O ódio e a polarização que emergem nas redes sociais, além do uso indevido da Inteligência Artificial (IA), estão criando um problema enorme para as democracias. As eleições, por exemplo, um dos maiores símbolos do funcionamento de um sistema representativo, também têm se mostrado motivo de hostilidade e divisão na sociedade, muito por causa da velocidade com que mentiras surgem e se espalham nas redes, grande parte delas criadas por IA.
Isso também está tornando o mundo um lugar mais perigoso. E são as ditaduras, controladoras do uso dessas ferramentas, que estão obtendo vantagem de ganho e escala econômica diante da instabilidade em países liberais, os que mais dependem de boas relações sociais e emocionais. “A sociedade livre sempre foi capaz de produzir resultados econômicos melhores no longo prazo. Pela primeira vez, a equação está mudando. Essa instabilidade interna chega ao ponto de comprometer a performance econômica. As democracias precisam encontrar uma maneira de sobreviver no ambiente digital, que é justamente não se fragmentar, não se ‘matar’ e não se odiar”, afirma Heni Ozi Cukier, cientista político, professor e palestrante.
Isso se torna ainda mais preocupante em um ano em que metade da população global participará de eleições. “A coesão das democracias foi rompida, porque se dividiram por questões ideológicas. Isso as torna fracas, e o outro lado, as ditaduras, sente que é hora de continuar avançando. Isso é irreversível até que o mundo encontre um novo capítulo de como fazer política e conviver na era das redes sociais sem se polarizar, bem como que saiba como administrar a IA em campanha política. Nada disso vai embora, só agravará o cenário. A incerteza que temos é apenas em relação à velocidade com que isso ocorrerá”, complementa Cukier.

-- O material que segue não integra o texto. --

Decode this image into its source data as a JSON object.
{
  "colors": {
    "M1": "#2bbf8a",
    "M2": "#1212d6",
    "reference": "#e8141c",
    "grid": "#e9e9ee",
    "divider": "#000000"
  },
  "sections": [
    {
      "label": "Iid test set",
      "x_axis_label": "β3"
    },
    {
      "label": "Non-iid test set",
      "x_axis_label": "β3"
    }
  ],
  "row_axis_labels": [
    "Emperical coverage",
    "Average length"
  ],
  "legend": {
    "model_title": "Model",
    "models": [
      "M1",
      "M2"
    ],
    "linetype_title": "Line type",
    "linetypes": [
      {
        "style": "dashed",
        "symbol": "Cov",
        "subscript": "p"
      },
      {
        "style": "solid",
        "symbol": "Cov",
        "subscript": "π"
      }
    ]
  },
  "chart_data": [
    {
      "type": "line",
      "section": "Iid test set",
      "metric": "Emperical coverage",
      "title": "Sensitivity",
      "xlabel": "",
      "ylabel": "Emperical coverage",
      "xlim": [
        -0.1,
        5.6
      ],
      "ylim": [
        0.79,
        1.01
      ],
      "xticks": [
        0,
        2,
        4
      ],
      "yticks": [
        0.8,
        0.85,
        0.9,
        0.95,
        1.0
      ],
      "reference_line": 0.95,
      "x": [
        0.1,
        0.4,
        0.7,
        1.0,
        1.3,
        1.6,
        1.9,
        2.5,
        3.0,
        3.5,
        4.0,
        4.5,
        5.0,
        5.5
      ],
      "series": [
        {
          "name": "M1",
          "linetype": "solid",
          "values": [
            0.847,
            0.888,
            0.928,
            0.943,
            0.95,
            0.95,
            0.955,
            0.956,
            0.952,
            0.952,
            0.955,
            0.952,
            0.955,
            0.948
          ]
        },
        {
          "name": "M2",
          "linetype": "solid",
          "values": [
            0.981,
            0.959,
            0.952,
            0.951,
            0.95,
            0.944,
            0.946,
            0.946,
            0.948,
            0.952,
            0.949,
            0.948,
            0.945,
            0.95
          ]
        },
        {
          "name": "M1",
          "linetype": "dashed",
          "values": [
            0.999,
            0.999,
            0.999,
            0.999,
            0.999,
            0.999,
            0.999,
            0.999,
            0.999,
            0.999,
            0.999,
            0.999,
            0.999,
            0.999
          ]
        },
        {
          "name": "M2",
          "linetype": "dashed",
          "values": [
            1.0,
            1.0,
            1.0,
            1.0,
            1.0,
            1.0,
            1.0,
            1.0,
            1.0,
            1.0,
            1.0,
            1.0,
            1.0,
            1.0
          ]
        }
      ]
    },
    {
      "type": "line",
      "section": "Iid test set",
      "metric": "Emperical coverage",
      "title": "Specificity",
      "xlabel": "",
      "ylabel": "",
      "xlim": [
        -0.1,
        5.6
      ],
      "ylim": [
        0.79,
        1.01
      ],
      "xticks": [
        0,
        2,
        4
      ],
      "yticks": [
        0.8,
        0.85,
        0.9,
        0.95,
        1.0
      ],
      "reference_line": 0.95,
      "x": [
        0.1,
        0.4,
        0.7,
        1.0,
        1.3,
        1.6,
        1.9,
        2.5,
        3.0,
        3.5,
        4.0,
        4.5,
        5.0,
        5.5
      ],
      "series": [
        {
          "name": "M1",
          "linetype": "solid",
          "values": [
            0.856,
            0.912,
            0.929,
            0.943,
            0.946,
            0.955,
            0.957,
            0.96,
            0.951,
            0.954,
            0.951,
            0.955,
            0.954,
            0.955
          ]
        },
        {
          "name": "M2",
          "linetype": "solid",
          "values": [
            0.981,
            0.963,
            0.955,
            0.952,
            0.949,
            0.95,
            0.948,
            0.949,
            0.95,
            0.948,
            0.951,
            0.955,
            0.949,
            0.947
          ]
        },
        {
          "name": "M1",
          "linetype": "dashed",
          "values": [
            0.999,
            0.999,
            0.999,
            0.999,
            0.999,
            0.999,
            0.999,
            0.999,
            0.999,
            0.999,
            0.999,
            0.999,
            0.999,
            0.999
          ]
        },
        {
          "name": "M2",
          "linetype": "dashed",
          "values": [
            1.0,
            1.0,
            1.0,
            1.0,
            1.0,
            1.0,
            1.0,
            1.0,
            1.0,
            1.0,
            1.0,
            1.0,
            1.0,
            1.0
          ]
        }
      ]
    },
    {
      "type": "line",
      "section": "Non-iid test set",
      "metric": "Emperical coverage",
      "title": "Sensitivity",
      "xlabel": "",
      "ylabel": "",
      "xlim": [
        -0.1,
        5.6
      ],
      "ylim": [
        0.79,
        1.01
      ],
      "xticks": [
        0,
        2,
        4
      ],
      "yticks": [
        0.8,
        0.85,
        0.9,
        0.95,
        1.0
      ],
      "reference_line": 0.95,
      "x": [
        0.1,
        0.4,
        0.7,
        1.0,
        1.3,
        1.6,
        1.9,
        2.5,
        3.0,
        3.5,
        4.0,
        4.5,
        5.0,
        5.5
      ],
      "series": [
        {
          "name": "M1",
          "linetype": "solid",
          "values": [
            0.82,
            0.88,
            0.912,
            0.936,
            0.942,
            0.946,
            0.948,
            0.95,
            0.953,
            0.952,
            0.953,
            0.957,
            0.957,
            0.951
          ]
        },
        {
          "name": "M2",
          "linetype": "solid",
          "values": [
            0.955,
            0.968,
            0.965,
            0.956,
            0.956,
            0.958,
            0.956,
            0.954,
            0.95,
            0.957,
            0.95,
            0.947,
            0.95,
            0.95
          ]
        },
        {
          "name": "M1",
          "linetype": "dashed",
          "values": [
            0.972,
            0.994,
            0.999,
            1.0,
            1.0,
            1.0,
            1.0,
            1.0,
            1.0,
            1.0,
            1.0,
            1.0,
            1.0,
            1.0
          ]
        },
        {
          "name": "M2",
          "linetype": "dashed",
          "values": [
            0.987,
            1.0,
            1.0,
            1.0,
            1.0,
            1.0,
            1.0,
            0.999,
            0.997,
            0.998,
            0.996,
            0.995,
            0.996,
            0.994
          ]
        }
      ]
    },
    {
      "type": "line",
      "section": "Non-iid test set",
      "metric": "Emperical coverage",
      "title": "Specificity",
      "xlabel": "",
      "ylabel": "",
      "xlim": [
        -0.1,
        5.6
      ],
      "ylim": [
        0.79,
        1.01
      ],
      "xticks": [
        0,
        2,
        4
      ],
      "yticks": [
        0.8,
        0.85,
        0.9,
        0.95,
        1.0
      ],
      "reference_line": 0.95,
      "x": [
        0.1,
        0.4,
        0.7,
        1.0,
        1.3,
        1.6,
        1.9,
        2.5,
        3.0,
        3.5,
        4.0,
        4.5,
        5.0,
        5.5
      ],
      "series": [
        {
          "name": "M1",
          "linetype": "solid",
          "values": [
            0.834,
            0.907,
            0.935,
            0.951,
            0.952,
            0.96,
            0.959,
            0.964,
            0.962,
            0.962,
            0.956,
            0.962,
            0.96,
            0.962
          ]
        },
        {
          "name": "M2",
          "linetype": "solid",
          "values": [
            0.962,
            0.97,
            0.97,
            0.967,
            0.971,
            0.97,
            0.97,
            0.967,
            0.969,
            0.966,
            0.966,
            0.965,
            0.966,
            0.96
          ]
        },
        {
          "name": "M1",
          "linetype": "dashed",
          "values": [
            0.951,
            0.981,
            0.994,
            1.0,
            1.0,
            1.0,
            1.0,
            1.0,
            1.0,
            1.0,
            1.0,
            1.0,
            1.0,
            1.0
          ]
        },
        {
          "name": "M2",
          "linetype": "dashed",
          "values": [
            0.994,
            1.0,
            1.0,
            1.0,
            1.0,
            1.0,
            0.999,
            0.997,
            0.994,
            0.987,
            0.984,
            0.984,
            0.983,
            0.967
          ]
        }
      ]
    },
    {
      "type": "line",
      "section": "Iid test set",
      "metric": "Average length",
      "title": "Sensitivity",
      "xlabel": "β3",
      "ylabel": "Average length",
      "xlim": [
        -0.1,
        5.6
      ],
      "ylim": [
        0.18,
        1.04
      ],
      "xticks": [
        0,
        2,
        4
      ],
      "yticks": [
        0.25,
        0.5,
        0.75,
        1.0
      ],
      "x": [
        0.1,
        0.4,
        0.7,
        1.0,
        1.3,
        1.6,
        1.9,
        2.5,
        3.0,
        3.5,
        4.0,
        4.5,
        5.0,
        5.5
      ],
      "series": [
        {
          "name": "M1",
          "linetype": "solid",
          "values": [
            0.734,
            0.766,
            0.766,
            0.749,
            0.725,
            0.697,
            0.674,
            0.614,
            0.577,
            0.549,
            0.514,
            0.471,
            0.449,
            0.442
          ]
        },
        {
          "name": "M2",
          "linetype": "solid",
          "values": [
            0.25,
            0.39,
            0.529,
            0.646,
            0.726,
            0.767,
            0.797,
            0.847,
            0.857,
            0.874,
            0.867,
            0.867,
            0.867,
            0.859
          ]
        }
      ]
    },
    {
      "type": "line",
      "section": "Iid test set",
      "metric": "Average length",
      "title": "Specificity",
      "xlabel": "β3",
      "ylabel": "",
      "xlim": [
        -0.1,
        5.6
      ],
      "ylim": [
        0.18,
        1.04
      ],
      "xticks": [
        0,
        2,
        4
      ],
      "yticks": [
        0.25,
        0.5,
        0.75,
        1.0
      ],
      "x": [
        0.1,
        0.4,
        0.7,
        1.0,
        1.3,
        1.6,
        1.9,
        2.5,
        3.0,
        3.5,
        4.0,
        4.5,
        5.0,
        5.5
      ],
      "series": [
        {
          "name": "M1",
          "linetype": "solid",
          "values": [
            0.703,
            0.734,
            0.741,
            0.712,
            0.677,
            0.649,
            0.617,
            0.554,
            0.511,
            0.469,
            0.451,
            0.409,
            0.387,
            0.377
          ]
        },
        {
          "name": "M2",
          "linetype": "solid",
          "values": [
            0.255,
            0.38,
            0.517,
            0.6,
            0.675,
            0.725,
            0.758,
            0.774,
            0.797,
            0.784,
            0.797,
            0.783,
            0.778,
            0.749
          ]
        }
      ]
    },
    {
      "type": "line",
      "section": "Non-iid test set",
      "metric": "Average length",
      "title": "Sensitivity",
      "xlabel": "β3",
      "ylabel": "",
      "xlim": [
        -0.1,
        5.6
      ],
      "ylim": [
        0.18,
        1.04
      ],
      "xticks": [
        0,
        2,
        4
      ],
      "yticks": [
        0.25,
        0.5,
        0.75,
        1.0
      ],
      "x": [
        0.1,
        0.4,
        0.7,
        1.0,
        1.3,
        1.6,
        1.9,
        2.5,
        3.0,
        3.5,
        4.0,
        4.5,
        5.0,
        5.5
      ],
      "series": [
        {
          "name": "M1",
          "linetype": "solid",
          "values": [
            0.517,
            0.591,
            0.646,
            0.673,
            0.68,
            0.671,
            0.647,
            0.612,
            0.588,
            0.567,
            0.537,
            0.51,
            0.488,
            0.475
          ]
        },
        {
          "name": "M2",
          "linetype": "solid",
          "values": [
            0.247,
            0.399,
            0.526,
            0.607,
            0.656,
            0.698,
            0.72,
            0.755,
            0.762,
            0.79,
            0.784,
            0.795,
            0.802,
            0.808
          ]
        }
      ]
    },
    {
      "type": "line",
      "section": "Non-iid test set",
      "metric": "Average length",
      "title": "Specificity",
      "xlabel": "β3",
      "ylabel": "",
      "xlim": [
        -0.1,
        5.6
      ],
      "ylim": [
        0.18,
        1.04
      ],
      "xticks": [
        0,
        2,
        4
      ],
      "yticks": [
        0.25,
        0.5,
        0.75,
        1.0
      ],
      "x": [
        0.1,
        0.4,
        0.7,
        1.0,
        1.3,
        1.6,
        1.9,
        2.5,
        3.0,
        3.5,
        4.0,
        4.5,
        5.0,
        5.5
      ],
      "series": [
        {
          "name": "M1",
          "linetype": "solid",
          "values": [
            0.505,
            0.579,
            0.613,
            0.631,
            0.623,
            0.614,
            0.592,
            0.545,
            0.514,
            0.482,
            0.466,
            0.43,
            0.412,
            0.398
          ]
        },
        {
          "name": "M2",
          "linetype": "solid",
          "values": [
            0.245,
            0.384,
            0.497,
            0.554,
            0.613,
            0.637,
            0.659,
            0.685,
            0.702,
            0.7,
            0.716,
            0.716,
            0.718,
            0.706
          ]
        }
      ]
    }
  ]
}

“Podemos ter um grande conflito causado por essas tecnologias, não entre países, mas de elas destruírem as relações humanas de muitas maneiras. O ano de 2023 foi a consolidação das IAs de domínio da linguagem, e isso tem um impacto imenso ao mundo. Ainda não sabemos como esse fator mudará a natureza das nossas relações. Imagine pegar tudo o que as redes sociais fizeram para o ambiente político do mundo e potencializar por mil”, frisa.
A postura do Brasil no ambiente geopolítico
Ainda segundo o cientista político, os governos brasileiros persistem em seguir linhas ideológicas nos tratos das relações exteriores, deixando de lado o pragmatismo. Neste momento, a direção ideológica que o País toma é preocupante por não se opor à criação do eixo das ditaduras, com o Brics abrindo as portas a essas nações, adverte.
“Vai chegar uma hora em que será impossível de nos desligarmos disso. Da forma como está, hoje, quando tivermos de tomar um lado, parece que será o lado errado, o do mundo não livre”, pondera. “O Brics decidiu se expandir para se tornar um grande bloco de ditaduras. Esses países [do bloco] farão muita diferença para impulsionar ou frear as rédeas em direção a este lugar para onde o mundo está caminhando”, enfatiza.